Slide View : Parallel Computer Architecture and Programming : Tsinghua Summer 2017

Previous | Next --- Slide 2 of 86

kayvonf

Question: I'd see to see a student attempt to answer the two "self-check" questions at the bottom of this slide.

What do I mean when I say single instruction stream performance?

And is superscalar execution an optimization that means a single instruction stream go faster, or does it accelerate a program containing many instruction streams?

Kaharjan

SISD performance is mainly related to improving clock frequency.
It accelerate a program containing many instruction streams.

kayvonf

@Kahararjan. Are you sure about your answer to number 2?

Take a look at this slide and its comments as well as the definition of superscalar execution.

Kaharjan

Oh, I am wrong, thank you. But I am still a little bit confusing.

Dose single instruction stream refer to one fetching/decoding unit? In Flynn's taxonomy, it looks like , single instruction stream refer to one fetching/decoding unit.

I feel that the architecture of superscalar processor in A Modern Multi-Core Processor slide is very similar MISD architecture in Flynn's taxonomy, is that right?

kayvonf

A single instruction stream refers to a single list of instructions. (Some people say a "single thread of control" or a "single thread of execution")

Given one instruction stream, if that instruction stream has ILP, then a processor with multiple fetch/decode units and multiple instruction execution units can run multiple instructions from that one instruction stream at the same time.

In Flynn's taxonomy:

SISD = Kayvon's simple one-instruction per clock processor.

MIMD = If we define MIMD as a processor core executing two different instructions from the same instruction stream on different pieces of data, then we are talking about superscalar execution. If we define MIMD as two completely different instruction streams (different threads) running at the same time on different pieces of data then we are talking about a modern multi-core processor.

It's okay to think of both of these designs as examples MIMD, although they are very different implementations. The first is fine-grained parallelization of individual instructions within a single thread of control (a single instruction stream). The second is coarse-grained parallelization across completely different threads (different instruction streams). (Flynn's taxonomy fails to provide sufficient clarity about these differences, so I don't feel it's so helpful.)

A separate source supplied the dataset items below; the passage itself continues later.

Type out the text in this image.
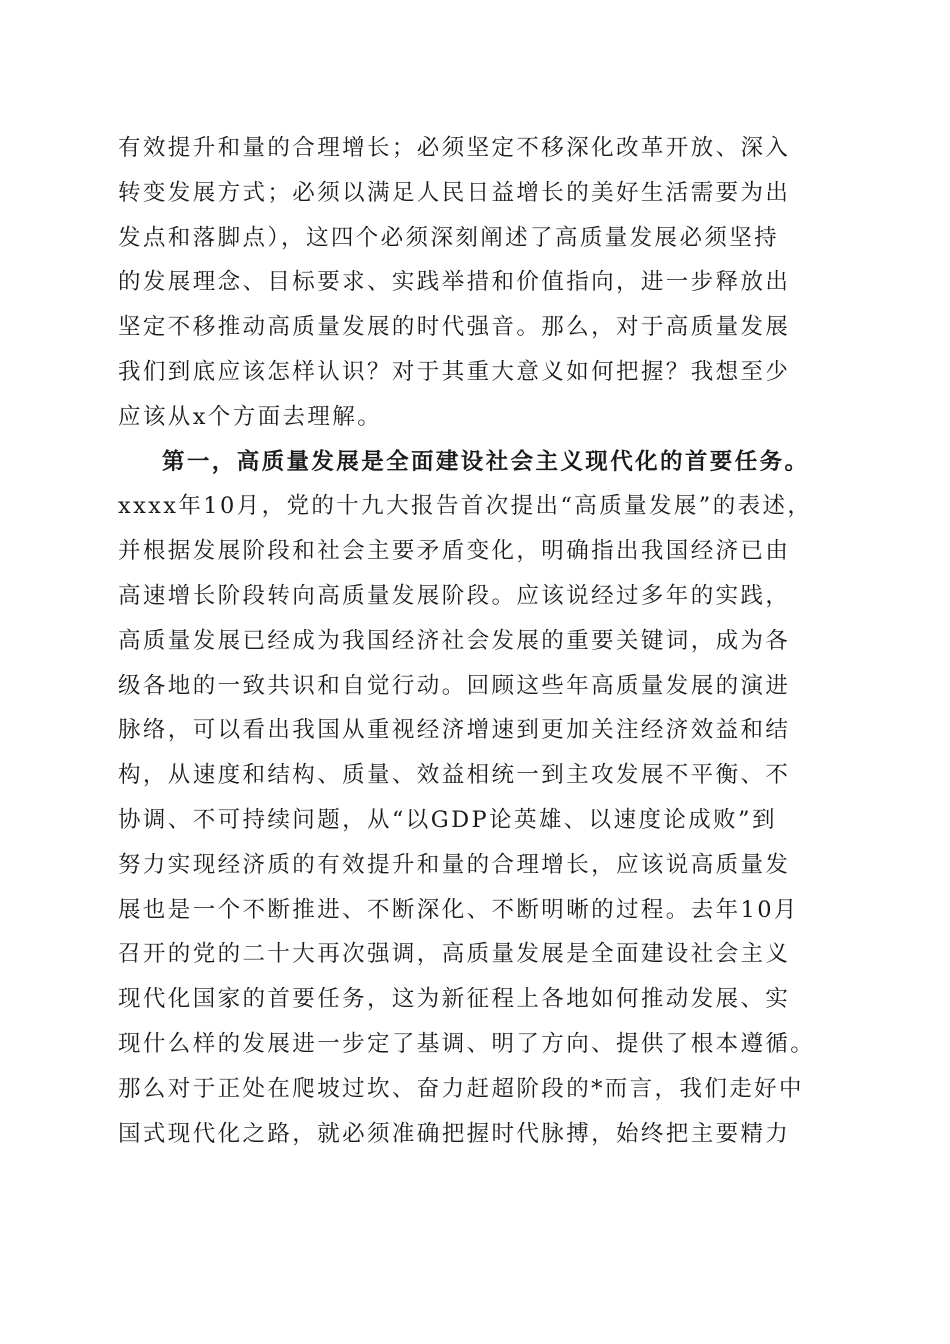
有效提升和量的合理增长；必须坚定不移深化改革开放、深入
转变发展方式；必须以满足人民日益增长的美好生活需要为出
发点和落脚点），这四个必须深刻阐述了高质量发展必须坚持
的发展理念、目标要求、实践举措和价值指向，进一步释放出
坚定不移推动高质量发展的时代强音。那么，对于高质量发展
我们到底应该怎样认识？对于其重大意义如何把握？我想至少
应该从x个方面去理解。
第一，高质量发展是全面建设社会主义现代化的首要任务。
xxxx年10月，党的十九大报告首次提出“高质量发展”的表述，
并根据发展阶段和社会主要矛盾变化，明确指出我国经济已由
高速增长阶段转向高质量发展阶段。应该说经过多年的实践，
高质量发展已经成为我国经济社会发展的重要关键词，成为各
级各地的一致共识和自觉行动。回顾这些年高质量发展的演进
脉络，可以看出我国从重视经济增速到更加关注经济效益和结
构，从速度和结构、质量、效益相统一到主攻发展不平衡、不
协调、不可持续问题，从“以GDP论英雄、以速度论成败”到
努力实现经济质的有效提升和量的合理增长，应该说高质量发
展也是一个不断推进、不断深化、不断明晰的过程。去年10月
召开的党的二十大再次强调，高质量发展是全面建设社会主义
现代化国家的首要任务，这为新征程上各地如何推动发展、实
现什么样的发展进一步定了基调、明了方向、提供了根本遵循。
那么对于正处在爬坡过坎、奋力赶超阶段的*而言，我们走好中
国式现代化之路，就必须准确把握时代脉搏，始终把主要精力
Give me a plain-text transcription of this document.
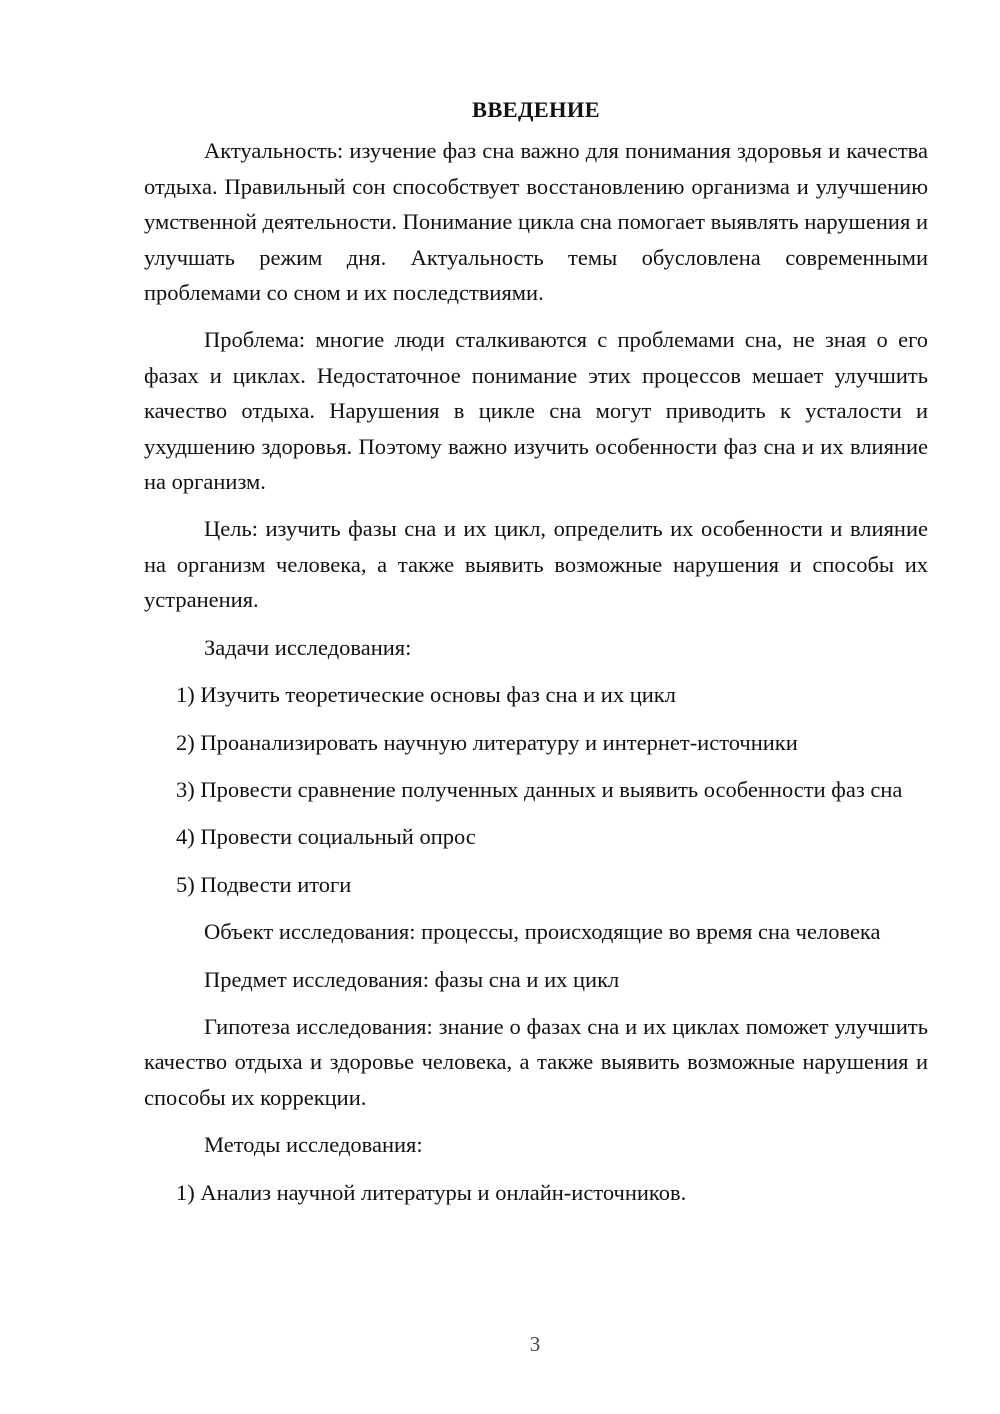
ВВЕДЕНИЕ

Актуальность: изучение фаз сна важно для понимания здоровья и качества отдыха. Правильный сон способствует восстановлению организма и улучшению умственной деятельности. Понимание цикла сна помогает выявлять нарушения и улучшать режим дня. Актуальность темы обусловлена современными проблемами со сном и их последствиями.

Проблема: многие люди сталкиваются с проблемами сна, не зная о его фазах и циклах. Недостаточное понимание этих процессов мешает улучшить качество отдыха. Нарушения в цикле сна могут приводить к усталости и ухудшению здоровья. Поэтому важно изучить особенности фаз сна и их влияние на организм.

Цель: изучить фазы сна и их цикл, определить их особенности и влияние на организм человека, а также выявить возможные нарушения и способы их устранения.

Задачи исследования:

1) Изучить теоретические основы фаз сна и их цикл

2) Проанализировать научную литературу и интернет-источники

3) Провести сравнение полученных данных и выявить особенности фаз сна

4) Провести социальный опрос

5) Подвести итоги

Объект исследования: процессы, происходящие во время сна человека

Предмет исследования: фазы сна и их цикл

Гипотеза исследования: знание о фазах сна и их циклах поможет улучшить качество отдыха и здоровье человека, а также выявить возможные нарушения и способы их коррекции.

Методы исследования:

1) Анализ научной литературы и онлайн-источников.

3
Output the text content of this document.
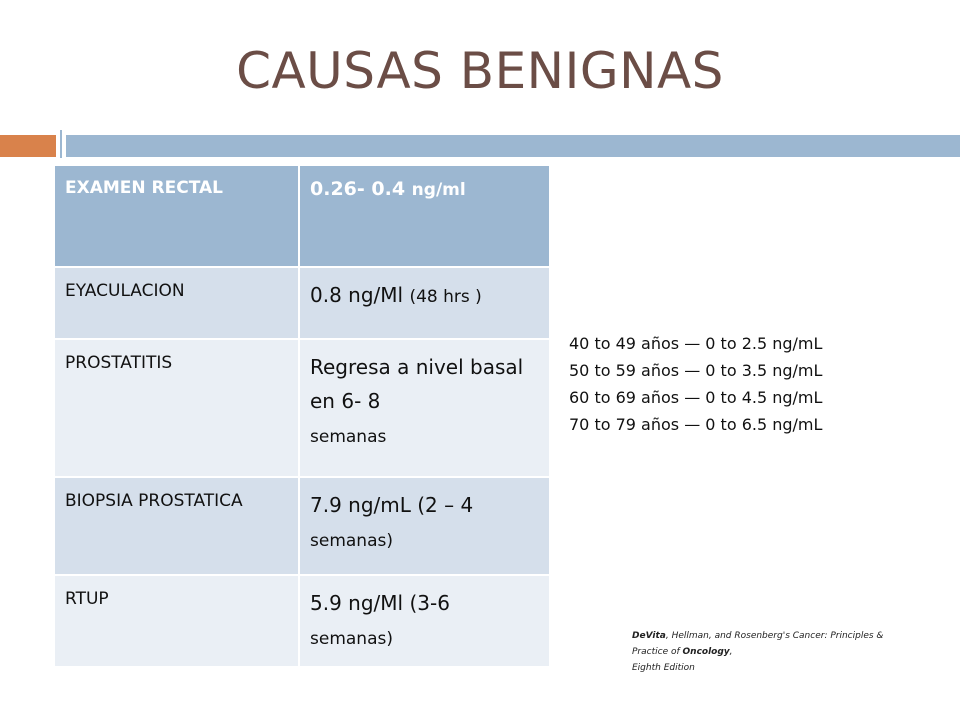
CAUSAS BENIGNAS
EXAMEN RECTAL	0.26- 0.4 ng/ml
EYACULACION	0.8 ng/Ml (48 hrs )
PROSTATITIS	Regresa a nivel basal en 6- 8
semanas
BIOPSIA PROSTATICA	7.9 ng/mL (2 – 4
semanas)
RTUP	5.9 ng/Ml (3-6
semanas)
40 to 49 años — 0 to 2.5 ng/mL
50 to 59 años — 0 to 3.5 ng/mL
60 to 69 años — 0 to 4.5 ng/mL
70 to 79 años — 0 to 6.5 ng/mL
DeVita, Hellman, and Rosenberg's Cancer: Principles &
Practice of Oncology,
Eighth Edition
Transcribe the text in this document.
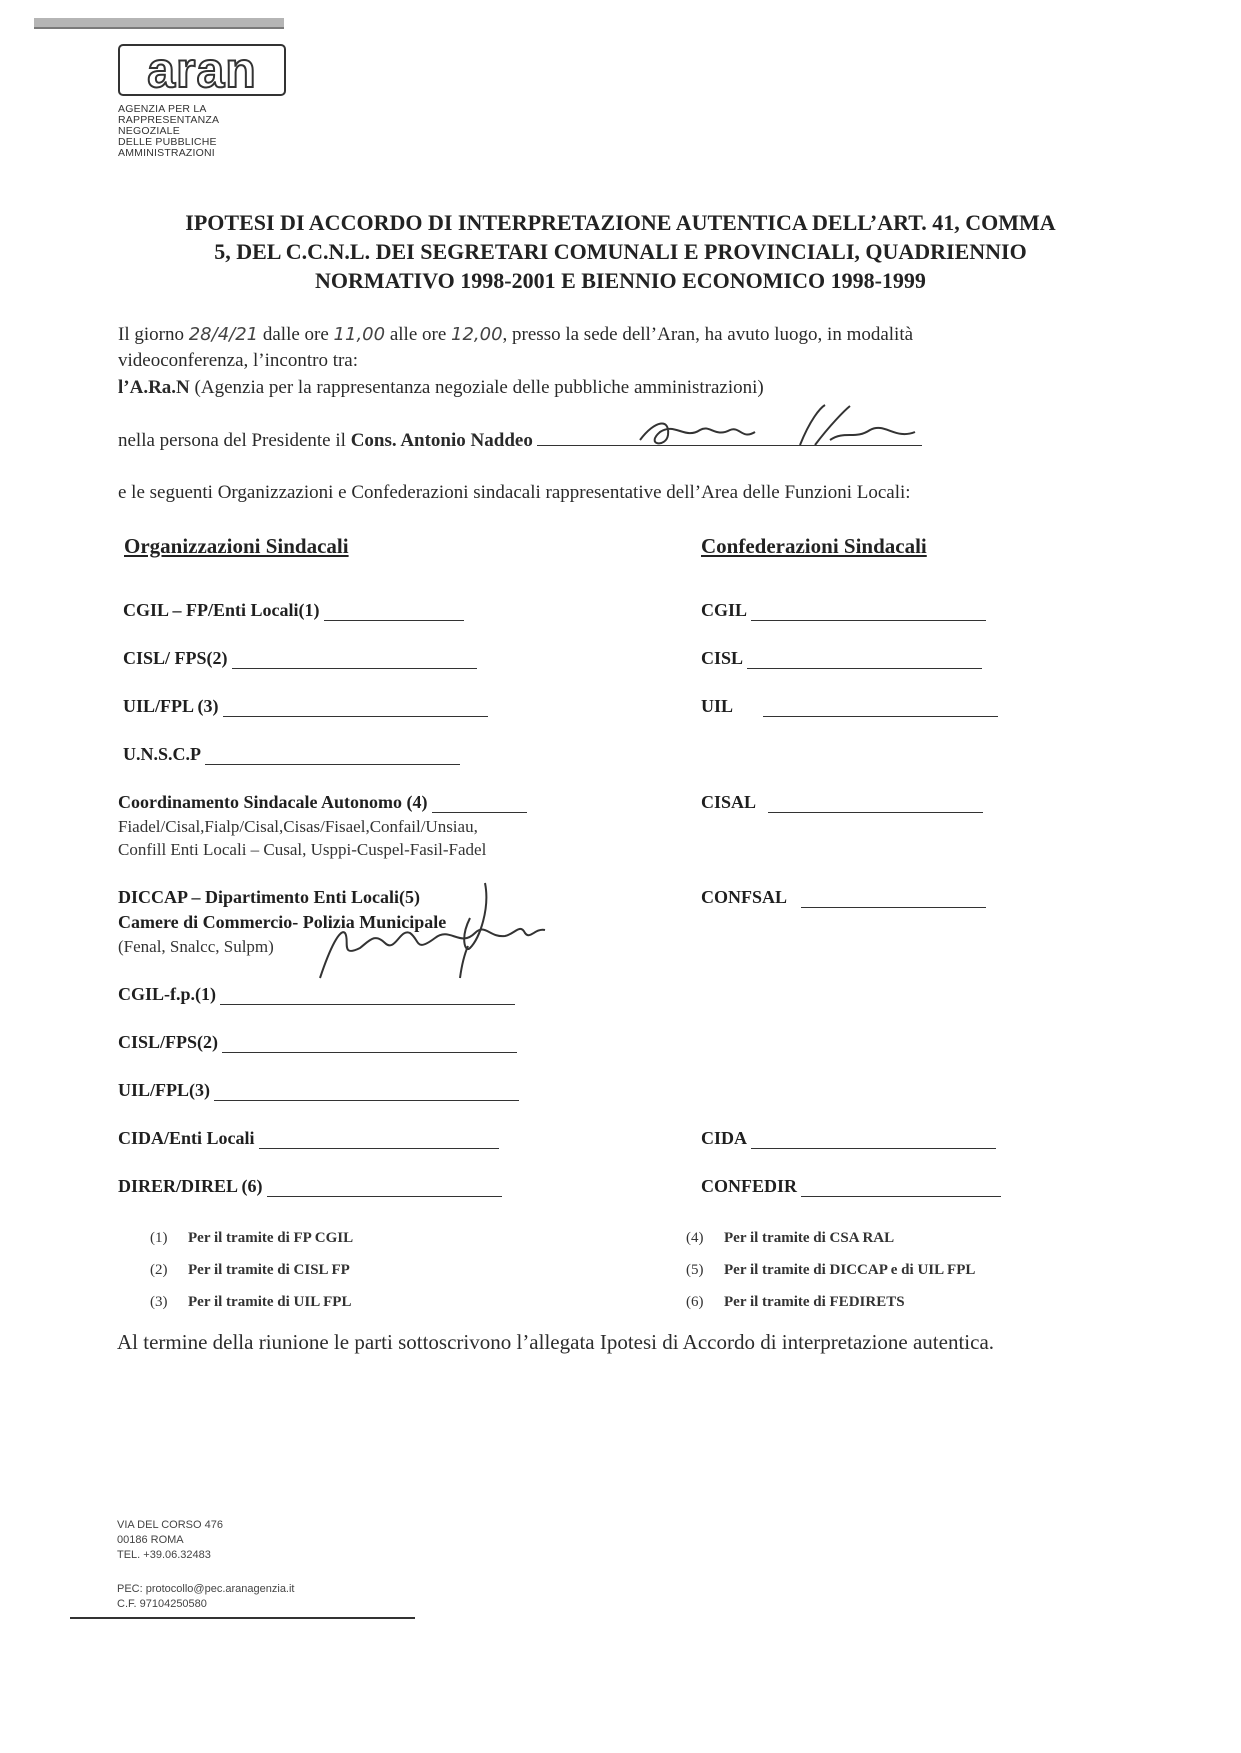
aran
AGENZIA PER LA
RAPPRESENTANZA
NEGOZIALE
DELLE PUBBLICHE
AMMINISTRAZIONI
IPOTESI DI ACCORDO DI INTERPRETAZIONE AUTENTICA DELL’ART. 41, COMMA
5, DEL C.C.N.L. DEI SEGRETARI COMUNALI E PROVINCIALI, QUADRIENNIO
NORMATIVO 1998-2001 E BIENNIO ECONOMICO 1998-1999
Il giorno 28/4/21 dalle ore 11,00 alle ore 12,00, presso la sede dell’Aran, ha avuto luogo, in modalità
videoconferenza, l’incontro tra:
l’A.Ra.N (Agenzia per la rappresentanza negoziale delle pubbliche amministrazioni)
nella persona del Presidente il Cons. Antonio Naddeo
e le seguenti Organizzazioni e Confederazioni sindacali rappresentative dell’Area delle Funzioni Locali:
Organizzazioni Sindacali	Confederazioni Sindacali
CGIL – FP/Enti Locali(1)
CISL/ FPS(2)
UIL/FPL (3)
U.N.S.C.P
Coordinamento Sindacale Autonomo (4)
Fiadel/Cisal,Fialp/Cisal,Cisas/Fisael,Confail/Unsiau,
Confill Enti Locali – Cusal, Usppi-Cuspel-Fasil-Fadel
DICCAP – Dipartimento Enti Locali(5)
Camere di Commercio- Polizia Municipale
(Fenal, Snalcc, Sulpm)
CGIL-f.p.(1)
CISL/FPS(2)
UIL/FPL(3)
CIDA/Enti Locali
DIRER/DIREL (6)
CGIL
CISL
UIL
CISAL
CONFSAL
CIDA
CONFEDIR
(1) Per il tramite di FP CGIL
(2) Per il tramite di CISL FP
(3) Per il tramite di UIL FPL
(4) Per il tramite di CSA RAL
(5) Per il tramite di DICCAP e di UIL FPL
(6) Per il tramite di FEDIRETS
Al termine della riunione le parti sottoscrivono l’allegata Ipotesi di Accordo di interpretazione autentica.
VIA DEL CORSO 476
00186 ROMA
TEL. +39.06.32483
PEC: protocollo@pec.aranagenzia.it
C.F. 97104250580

SIMD = exactly the SIMD execution I talked about in class. The lecture slides are very consistent with Flynn's taxonomy here. If you want to learn more some people think it is important to point out the difference between two implementations of SIMD execution, explicit SIMD, where the processor executes vector instructions generated by a compiler, or implicit SIMD (also called SIMT), where the compiler generates scalar (non-vector) instructions and the processor runs the instructions on many pieces of data in parallel. You can read more on slide 37 and slide 38 of this lecture. CPUs typically use explicit SIMD. GPUs use implicit SIMD.